Regular readers will know that these things annoy me, be it people assuming that the day with the longest daylight also has the latest sunset (a BBC Met Office forecaster made this mistake last year, and should surely have known better), or well-intentioned charity cyclists claiming to have pedalled uphill the equivalent of Everest when such a thing appears distinctly unlikely.
Another common mistake – and one related to leap-year adjustment – is to refer not to the 600th (or the 750th or 1,000th or whatever) anniversary of some historical event – which would be fine – but to say it is “600 years to the day" since it happened. This forgets the Julian/Gregorian calendar-change which saw ten days being skipped in October 1582. (There has since been four days’ worth of further slippage to further complicate matters.)
There are even more obscure versions of this kind of innumeracy – for instance in cricket, where it is commonplace for a commentator to say that a bowler with figures of, say, 17.5–3–46–2 (in other words 17 overs and five balls, three maidens, two wickets for 46 runs) has bowled “17.5 overs”. Strictly speaking that’s OK so long as the listener knows that the commentator is invoking base 6, as that is how six-ball overs are calculated. But in normal usage it just makes it sound as if the bowler has sent down 17½ overs - 17 overs and three balls, in other words. (This is without getting into the further complexities of no-balls and Australian eight-ball overs of yore – but not wides, which don’t count as balls bowled…)
Back to the Olympic 365-but-actually-366 countdown, it could well be argued that such things don’t really matter. But the whole event is built on precision, and what if the running track in the stadium had a similar error of 1/366, or 0.0027322404371584699453551912568306? By my reckoning, that would make the 400-metre track just over 109-and-a-quarter centimetres short. If one of the events saw a world record broken by a tiny margin, say one-hundredth of a second, would that be valid?

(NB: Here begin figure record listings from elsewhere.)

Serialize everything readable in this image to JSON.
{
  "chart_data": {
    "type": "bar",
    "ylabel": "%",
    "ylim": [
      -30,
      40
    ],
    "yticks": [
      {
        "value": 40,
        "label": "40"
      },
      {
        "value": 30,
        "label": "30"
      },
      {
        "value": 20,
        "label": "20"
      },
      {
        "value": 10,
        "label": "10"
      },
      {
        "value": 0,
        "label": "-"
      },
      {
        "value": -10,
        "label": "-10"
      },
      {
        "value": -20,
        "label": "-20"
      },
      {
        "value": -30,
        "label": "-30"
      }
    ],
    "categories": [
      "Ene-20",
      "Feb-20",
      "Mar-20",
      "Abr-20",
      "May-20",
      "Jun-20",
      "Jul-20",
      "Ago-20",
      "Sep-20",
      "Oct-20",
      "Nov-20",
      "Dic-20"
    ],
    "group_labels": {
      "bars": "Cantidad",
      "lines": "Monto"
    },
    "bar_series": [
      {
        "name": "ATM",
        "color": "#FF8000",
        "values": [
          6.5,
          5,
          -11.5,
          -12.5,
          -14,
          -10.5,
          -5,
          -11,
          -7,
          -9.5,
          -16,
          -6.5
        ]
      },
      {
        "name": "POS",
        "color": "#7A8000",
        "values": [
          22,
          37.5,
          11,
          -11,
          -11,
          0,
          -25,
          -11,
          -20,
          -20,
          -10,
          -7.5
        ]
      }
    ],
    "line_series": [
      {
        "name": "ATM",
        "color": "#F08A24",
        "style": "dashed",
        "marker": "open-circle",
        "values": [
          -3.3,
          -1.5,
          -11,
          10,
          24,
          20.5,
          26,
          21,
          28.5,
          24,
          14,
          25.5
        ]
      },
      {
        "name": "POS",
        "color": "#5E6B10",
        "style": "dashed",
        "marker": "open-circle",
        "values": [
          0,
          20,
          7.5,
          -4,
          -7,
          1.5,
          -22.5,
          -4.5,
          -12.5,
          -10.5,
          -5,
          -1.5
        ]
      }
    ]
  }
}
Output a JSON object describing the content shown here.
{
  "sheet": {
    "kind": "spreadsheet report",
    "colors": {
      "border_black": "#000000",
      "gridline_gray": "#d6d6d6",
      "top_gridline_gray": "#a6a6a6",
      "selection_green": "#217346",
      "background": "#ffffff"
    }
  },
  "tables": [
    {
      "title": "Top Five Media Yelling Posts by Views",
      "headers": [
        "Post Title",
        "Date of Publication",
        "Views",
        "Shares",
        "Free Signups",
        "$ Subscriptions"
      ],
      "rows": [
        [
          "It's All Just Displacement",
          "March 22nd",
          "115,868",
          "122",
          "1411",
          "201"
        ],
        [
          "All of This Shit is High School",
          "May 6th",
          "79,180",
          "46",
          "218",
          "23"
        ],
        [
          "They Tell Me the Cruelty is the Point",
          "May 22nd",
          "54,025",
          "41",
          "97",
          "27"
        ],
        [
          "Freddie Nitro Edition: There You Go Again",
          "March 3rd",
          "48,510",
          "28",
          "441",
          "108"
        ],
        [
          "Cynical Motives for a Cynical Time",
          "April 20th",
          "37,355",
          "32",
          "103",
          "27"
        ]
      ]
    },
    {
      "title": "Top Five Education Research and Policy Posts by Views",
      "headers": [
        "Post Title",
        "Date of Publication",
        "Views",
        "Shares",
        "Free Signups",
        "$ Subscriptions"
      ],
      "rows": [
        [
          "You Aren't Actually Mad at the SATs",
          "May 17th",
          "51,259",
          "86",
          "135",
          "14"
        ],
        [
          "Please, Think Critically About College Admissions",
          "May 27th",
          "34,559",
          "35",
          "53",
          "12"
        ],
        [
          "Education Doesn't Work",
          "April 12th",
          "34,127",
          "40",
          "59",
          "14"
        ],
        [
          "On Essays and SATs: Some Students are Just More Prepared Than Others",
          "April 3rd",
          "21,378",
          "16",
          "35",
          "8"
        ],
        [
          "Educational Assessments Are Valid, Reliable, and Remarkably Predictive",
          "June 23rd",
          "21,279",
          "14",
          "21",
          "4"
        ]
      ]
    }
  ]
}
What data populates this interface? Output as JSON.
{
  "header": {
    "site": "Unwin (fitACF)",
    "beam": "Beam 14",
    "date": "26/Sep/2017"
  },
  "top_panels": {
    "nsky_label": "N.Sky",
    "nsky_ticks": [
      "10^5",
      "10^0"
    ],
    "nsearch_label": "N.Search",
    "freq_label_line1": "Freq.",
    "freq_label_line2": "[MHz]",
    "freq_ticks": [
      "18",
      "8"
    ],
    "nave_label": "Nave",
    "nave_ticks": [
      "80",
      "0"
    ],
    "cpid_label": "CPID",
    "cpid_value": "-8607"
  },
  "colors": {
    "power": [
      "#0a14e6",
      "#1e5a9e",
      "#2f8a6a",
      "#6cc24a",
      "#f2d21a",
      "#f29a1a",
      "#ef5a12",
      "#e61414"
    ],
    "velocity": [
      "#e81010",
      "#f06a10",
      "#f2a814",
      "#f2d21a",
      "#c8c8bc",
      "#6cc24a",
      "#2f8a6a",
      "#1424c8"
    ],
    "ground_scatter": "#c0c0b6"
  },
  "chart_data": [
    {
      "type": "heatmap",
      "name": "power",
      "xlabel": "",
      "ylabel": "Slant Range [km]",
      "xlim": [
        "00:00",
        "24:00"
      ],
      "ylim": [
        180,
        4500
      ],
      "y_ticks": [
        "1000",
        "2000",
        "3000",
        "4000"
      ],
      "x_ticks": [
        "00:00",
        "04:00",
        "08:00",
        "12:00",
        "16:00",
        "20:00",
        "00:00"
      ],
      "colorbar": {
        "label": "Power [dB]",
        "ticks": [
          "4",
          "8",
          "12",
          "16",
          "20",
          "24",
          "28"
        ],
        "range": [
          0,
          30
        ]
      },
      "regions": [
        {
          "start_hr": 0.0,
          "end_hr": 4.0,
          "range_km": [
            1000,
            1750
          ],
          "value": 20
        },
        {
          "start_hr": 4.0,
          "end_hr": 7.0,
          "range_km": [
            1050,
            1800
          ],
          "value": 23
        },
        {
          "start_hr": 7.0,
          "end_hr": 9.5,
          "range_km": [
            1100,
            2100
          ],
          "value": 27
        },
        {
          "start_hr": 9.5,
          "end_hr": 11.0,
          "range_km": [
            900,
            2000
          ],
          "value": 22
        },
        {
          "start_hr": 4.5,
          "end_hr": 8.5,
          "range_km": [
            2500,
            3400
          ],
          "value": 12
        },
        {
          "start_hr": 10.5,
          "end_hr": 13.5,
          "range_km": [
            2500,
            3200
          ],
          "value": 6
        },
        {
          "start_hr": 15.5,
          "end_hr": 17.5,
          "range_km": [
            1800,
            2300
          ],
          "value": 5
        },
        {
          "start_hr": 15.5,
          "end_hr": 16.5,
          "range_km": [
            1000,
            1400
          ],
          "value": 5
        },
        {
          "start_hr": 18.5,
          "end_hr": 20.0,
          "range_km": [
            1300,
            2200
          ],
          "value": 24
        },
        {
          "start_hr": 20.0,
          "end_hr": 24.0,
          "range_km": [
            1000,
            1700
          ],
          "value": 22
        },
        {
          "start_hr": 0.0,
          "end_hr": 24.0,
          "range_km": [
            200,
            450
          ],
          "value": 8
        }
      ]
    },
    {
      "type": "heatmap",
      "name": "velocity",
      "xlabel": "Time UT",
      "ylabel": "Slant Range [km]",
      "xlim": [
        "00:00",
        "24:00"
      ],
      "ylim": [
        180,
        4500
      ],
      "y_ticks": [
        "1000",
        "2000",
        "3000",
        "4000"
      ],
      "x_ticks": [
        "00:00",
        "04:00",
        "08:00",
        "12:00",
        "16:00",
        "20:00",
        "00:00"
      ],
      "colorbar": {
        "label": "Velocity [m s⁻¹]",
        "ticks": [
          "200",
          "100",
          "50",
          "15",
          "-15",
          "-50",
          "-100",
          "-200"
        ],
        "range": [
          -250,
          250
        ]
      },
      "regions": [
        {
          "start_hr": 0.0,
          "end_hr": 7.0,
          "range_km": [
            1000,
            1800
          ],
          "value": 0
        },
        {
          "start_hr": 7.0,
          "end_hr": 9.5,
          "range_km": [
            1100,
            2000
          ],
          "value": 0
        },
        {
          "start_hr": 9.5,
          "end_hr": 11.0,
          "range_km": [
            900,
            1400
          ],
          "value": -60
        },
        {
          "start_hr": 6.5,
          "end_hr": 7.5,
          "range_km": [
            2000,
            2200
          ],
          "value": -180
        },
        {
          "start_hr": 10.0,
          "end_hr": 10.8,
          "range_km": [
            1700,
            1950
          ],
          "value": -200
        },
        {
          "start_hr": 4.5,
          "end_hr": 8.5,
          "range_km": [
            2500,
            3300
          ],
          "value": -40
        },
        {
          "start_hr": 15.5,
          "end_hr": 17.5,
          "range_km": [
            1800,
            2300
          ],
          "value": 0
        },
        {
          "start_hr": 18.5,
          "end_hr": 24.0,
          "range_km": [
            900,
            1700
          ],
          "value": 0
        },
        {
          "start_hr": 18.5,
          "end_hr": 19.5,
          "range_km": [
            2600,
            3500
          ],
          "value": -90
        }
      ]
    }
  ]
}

Actually, this in itself raises a rarely discussed issue: there is an argument to be made that the ultra-precise timings now available for athletic events, down to one-hundredth or even one-thousandth of a second, are not always matched (and perhaps cannot be matched) by the measurement of the track distance. In other words, while timing has become very accurate and – so it seems – reliable, not all tracks are the same distance, and so the world of narrow-margin records is not necessarily a level (or, rather, same-length) playing-field.
Or what of the construction of the various Olympic stadia? (Not stadiums, grrrr…) An engineer reading this might be able to chip in with the permissible margins for error for large public structures, but there is surely a fair chance that if the various girder-boltings and suchlike were as much as 1/366th out, then the roof would fall down.
Not that everyone has got it wrong, however. Interestingly, the main Foreign and Commonwealth Office information about the one-year-to-go landmark makes no mention of either 365 or 366 days. Those diplomats, they certainly know how to steer a risk-free course. This also suggests that someone in the Tokyo office indulged in a bit of subeditorial embroidery and introduced the 365 figure at that end before being tipped off – and ticked off – by someone at FCO HQ.
Then there is – hooray – the Daily Telegraph. “There are 366 days to go until the London Olympics in 2012,” the paper comments today, “and this is going to be one of the busiest. We’ll keep you up to date with all that’s going on.”
Step forward Alan Tyers and Jonathan Liew, who wrote the piece – and who even allow themselves a little nitpicking of their own: “First clanger of the day award goes to Ladbrokes for their press release offering odds of 365/1 (geddit?) on various much more unlikely than that outcomes, including Becks scoring the winning pen in the Olympic football final… nice idea, although sadly there are 366 days to go.”
So thank goodness for the Torygraph, newspaper of record and bastion of all things solid and reliable. It’s reassuring to know that at least some people out there do actually know how the calendar works and how the celestial bodies move. It appears that all – to within a reasonable margin of error – is well with the world.